Life as we know it is possible only within a very narrow range of temperatures. Planets which meet this stringent requirement are few and far between in the solar system. In fact, there is only one: we call it Earth.
Earth is roughly in the middle of a zone in which conditions range from being too hot for life, in the case of Venus, and too cold for life, as is the case with Mars. The temperature of a planet is obviously influenced by its distance from the sun, but there is another more subtle influence at work. The temperature of each planet is also regulated by the strength of its own greenhouse effect, and in the case of Earth the balance, for the present, is exactly right.

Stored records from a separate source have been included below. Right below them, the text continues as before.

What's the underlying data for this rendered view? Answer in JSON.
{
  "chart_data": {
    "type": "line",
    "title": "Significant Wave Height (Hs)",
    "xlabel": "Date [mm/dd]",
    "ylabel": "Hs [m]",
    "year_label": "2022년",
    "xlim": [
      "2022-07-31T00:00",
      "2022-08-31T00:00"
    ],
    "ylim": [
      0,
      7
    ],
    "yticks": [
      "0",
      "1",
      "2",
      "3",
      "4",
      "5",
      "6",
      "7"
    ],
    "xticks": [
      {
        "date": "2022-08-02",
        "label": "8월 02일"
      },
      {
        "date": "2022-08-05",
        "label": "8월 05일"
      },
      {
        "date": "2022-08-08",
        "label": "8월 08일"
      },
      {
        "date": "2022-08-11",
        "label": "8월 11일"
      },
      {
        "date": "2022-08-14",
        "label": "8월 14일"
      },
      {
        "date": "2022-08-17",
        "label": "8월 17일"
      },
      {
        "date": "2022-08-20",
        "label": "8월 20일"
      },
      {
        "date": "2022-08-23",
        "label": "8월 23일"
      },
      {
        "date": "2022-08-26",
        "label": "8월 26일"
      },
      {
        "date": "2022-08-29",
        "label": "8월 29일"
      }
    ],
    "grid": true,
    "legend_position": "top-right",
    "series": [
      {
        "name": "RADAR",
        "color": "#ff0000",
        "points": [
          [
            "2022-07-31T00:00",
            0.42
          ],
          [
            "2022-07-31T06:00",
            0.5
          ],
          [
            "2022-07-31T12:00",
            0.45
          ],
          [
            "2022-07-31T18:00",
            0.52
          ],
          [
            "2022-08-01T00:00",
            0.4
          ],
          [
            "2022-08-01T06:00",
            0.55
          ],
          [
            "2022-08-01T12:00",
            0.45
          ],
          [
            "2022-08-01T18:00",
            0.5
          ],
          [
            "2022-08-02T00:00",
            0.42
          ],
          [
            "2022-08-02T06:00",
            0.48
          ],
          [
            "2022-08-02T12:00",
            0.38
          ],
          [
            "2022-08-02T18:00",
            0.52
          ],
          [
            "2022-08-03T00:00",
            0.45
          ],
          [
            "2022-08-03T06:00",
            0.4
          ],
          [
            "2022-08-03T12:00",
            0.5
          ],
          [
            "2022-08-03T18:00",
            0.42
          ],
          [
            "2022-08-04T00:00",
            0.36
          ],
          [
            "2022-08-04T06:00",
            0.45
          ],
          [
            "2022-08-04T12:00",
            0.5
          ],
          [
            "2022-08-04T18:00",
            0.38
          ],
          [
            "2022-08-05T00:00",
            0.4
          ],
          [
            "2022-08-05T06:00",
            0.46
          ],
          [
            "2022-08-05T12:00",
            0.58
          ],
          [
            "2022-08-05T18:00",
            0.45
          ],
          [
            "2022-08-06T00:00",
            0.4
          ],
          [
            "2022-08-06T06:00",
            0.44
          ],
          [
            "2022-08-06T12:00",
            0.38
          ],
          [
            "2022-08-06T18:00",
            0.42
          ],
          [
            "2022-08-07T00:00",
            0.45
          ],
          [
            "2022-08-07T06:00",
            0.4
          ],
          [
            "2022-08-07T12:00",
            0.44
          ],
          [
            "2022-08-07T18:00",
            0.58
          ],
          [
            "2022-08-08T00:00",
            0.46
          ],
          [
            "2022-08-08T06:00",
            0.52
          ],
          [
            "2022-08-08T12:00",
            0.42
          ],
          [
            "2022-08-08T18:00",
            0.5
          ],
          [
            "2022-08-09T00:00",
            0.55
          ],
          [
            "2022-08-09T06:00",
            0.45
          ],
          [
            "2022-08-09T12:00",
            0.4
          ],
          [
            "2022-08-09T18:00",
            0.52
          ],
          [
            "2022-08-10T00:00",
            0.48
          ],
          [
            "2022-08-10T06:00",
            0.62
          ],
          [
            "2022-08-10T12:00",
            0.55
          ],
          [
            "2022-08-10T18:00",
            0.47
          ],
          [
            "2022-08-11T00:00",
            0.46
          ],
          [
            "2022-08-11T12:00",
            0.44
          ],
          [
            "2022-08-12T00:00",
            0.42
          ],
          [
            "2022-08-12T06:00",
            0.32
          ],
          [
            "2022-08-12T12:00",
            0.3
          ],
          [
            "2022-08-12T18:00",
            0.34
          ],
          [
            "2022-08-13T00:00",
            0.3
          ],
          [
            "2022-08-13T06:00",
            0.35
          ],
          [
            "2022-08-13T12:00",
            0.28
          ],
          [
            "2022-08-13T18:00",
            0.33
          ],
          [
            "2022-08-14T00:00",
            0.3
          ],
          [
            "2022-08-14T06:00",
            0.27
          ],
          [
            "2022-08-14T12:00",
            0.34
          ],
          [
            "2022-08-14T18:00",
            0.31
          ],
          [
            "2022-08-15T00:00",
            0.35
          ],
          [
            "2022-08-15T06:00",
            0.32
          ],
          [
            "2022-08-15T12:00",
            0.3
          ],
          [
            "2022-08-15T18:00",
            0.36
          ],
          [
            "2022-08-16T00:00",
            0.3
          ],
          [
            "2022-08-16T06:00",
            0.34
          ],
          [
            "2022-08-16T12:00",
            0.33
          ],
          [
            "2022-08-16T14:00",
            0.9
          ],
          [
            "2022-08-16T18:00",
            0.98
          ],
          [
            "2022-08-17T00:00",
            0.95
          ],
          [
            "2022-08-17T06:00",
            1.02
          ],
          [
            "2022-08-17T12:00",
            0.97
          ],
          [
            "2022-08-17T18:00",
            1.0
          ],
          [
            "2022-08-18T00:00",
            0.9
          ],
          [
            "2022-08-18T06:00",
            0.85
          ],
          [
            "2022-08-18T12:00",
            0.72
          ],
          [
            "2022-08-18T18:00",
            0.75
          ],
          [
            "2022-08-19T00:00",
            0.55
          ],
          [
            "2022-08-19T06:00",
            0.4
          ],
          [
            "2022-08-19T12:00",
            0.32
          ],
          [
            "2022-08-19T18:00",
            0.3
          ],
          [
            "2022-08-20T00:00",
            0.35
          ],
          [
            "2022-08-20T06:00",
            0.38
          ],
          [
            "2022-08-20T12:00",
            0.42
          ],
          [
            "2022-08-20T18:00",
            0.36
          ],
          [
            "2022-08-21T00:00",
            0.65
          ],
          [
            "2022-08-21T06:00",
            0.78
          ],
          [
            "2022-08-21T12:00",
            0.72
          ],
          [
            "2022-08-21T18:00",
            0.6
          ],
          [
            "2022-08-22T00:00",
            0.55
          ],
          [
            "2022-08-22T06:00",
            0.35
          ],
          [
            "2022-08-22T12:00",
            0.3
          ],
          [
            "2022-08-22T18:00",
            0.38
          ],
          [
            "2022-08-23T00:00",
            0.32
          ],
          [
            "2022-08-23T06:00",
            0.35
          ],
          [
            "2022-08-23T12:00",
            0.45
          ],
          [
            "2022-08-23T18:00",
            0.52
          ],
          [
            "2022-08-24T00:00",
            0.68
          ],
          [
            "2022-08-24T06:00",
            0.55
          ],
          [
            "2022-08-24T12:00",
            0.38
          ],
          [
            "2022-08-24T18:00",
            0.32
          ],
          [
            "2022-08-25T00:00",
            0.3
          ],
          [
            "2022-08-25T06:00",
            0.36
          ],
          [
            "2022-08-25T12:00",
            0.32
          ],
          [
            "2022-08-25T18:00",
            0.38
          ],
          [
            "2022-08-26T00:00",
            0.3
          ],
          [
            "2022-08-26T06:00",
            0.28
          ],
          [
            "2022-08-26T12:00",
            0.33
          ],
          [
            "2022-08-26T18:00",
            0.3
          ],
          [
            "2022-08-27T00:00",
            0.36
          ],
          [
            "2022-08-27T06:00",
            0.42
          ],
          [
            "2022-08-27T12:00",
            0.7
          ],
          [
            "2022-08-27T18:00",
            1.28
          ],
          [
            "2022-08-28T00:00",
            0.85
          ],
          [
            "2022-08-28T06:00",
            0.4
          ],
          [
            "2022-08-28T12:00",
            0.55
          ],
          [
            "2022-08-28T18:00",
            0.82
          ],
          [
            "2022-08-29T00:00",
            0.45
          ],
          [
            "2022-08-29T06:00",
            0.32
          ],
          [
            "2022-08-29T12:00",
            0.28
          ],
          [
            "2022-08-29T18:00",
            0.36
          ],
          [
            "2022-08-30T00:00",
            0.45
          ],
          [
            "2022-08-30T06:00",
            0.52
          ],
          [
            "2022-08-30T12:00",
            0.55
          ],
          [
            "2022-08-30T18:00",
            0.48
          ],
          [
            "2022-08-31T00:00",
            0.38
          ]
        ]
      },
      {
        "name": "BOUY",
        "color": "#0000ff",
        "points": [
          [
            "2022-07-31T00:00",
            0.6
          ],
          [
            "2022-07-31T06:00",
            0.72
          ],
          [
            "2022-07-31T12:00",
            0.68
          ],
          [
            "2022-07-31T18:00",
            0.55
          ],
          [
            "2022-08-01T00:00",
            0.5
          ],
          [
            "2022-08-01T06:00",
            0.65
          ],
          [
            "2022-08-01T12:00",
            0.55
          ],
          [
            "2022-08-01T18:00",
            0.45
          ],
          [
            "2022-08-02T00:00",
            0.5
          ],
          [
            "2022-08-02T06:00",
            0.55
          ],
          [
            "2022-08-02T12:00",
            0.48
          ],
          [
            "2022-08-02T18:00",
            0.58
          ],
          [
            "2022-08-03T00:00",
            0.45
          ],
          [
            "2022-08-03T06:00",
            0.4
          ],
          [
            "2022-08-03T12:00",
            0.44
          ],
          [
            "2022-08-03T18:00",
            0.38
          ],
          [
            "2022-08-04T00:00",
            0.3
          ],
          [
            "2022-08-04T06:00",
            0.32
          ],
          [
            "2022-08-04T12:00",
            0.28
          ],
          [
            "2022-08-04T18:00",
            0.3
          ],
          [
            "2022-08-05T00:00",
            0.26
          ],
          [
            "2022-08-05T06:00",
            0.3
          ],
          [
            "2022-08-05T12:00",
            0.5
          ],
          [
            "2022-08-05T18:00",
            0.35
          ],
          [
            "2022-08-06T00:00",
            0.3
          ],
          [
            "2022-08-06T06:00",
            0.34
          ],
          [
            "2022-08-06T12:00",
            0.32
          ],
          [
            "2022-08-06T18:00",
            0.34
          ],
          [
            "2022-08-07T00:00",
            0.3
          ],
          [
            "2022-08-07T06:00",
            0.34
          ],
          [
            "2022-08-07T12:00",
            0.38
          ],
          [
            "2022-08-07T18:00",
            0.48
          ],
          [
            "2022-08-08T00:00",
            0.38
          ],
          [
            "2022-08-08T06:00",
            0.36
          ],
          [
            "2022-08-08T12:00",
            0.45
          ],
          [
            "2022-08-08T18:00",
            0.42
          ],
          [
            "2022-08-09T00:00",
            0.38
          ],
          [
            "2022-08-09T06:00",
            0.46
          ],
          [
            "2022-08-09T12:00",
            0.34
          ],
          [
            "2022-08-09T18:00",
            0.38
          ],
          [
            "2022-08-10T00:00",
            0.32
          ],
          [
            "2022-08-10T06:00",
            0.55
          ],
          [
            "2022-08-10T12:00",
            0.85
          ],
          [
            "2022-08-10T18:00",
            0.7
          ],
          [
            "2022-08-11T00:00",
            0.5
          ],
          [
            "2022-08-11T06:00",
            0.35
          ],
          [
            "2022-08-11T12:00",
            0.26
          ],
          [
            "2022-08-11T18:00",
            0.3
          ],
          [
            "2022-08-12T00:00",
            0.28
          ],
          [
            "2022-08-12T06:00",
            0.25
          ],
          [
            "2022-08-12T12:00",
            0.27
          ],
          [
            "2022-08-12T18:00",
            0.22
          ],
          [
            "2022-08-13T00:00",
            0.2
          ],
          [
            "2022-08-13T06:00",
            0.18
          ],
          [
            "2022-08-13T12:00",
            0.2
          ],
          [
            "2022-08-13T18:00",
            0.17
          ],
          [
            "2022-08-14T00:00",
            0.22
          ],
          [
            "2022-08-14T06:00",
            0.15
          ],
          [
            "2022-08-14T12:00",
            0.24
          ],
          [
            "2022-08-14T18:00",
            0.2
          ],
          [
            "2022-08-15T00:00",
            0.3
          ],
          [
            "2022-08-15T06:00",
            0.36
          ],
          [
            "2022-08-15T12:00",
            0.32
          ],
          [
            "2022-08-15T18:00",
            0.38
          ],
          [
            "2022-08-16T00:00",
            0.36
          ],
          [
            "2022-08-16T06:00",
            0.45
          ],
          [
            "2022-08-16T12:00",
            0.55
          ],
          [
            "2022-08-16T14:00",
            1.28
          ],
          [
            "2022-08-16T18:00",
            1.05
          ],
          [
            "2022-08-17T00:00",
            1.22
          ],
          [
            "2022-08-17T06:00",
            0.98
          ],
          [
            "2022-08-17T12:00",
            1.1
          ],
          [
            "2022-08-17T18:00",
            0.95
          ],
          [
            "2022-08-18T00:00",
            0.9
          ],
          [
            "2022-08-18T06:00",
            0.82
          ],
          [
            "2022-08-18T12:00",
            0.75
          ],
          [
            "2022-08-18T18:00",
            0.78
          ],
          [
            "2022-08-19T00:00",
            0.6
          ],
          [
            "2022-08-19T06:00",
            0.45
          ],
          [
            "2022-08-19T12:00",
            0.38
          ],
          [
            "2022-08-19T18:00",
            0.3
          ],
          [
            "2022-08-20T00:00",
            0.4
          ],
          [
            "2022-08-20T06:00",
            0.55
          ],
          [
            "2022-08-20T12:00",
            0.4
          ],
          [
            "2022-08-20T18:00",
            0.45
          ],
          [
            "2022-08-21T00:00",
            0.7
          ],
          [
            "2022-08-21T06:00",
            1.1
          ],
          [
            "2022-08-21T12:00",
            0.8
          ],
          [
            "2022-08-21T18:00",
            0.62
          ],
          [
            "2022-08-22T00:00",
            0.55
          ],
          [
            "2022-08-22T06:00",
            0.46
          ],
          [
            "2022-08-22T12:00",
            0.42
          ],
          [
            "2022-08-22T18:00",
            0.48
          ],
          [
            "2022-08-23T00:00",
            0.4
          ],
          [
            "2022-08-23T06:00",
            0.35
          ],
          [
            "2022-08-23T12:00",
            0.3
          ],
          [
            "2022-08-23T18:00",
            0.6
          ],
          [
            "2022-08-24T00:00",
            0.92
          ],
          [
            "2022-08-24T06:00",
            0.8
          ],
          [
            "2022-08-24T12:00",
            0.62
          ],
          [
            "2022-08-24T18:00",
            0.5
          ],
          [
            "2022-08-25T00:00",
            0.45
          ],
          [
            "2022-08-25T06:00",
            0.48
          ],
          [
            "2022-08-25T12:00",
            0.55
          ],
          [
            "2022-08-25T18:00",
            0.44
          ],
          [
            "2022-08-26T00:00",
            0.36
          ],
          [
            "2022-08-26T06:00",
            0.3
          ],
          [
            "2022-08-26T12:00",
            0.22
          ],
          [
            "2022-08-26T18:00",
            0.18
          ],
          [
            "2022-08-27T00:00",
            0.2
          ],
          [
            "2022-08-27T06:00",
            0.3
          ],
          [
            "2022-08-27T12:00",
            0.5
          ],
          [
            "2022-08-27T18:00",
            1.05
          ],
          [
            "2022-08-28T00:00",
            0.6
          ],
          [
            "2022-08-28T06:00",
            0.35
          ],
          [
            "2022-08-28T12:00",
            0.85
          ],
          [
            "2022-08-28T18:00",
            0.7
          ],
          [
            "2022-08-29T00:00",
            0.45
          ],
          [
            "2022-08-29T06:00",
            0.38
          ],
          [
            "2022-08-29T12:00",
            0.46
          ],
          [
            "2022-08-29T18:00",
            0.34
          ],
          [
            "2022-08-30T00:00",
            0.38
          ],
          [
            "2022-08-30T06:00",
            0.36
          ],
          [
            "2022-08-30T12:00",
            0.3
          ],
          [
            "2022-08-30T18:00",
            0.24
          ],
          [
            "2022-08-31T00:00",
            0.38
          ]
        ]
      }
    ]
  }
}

It is a fear that this delicate balance may be upset that lies behind all the brouhaha at the Kyoto conference on climate change. But a few scientists take a more relaxed view of these matters, such as James Loverock, the originator of the socalled Gaia Hypothesis.
The Gaia Hypothesis, named after Gaia, the goddess of the ancient Greeks who symbolised our Mother Earth, is a theory which postulates a symbiotic bond between life itself and the environment.
Gaia asks the question: why is this planet of ours such an ideal spot for life to thrive? The temperature and pressure are just right; the air is breathable; and a benign atmosphere shields us from the worst effects of ultra-violet radiation. How did this happy circumstance arise?
There are two traditional answers to the question. One approach is that evolution has enabled life on Earth to adapt in the way best suited to any environment in which it finds itself. A complementary view has it that life has altered the environment to suit itself.
Plants, for example, absorb carbon dioxide by means of photosynthesis and create oxygen, while animals and humans survive by the reverse process: by this delicate relationship, and many others, life alters the composition of the atmosphere to achieve the conditions needed for survival.
Gaia goes further and tries to link the two. It suggests that life and the atmospheric environment are closely linked parts of a whole system, a system with elaborate feedback mechanisms which dictate the way in which the whole planetary scene evolves.
Supporters say that this combined system has developed in such a way that it can regulate and repair itself; if it is knocked off balance by catastrophic events, or more gradual, even human, influences, it can repair the damage, and life, although not necessarily any individual species, will survive.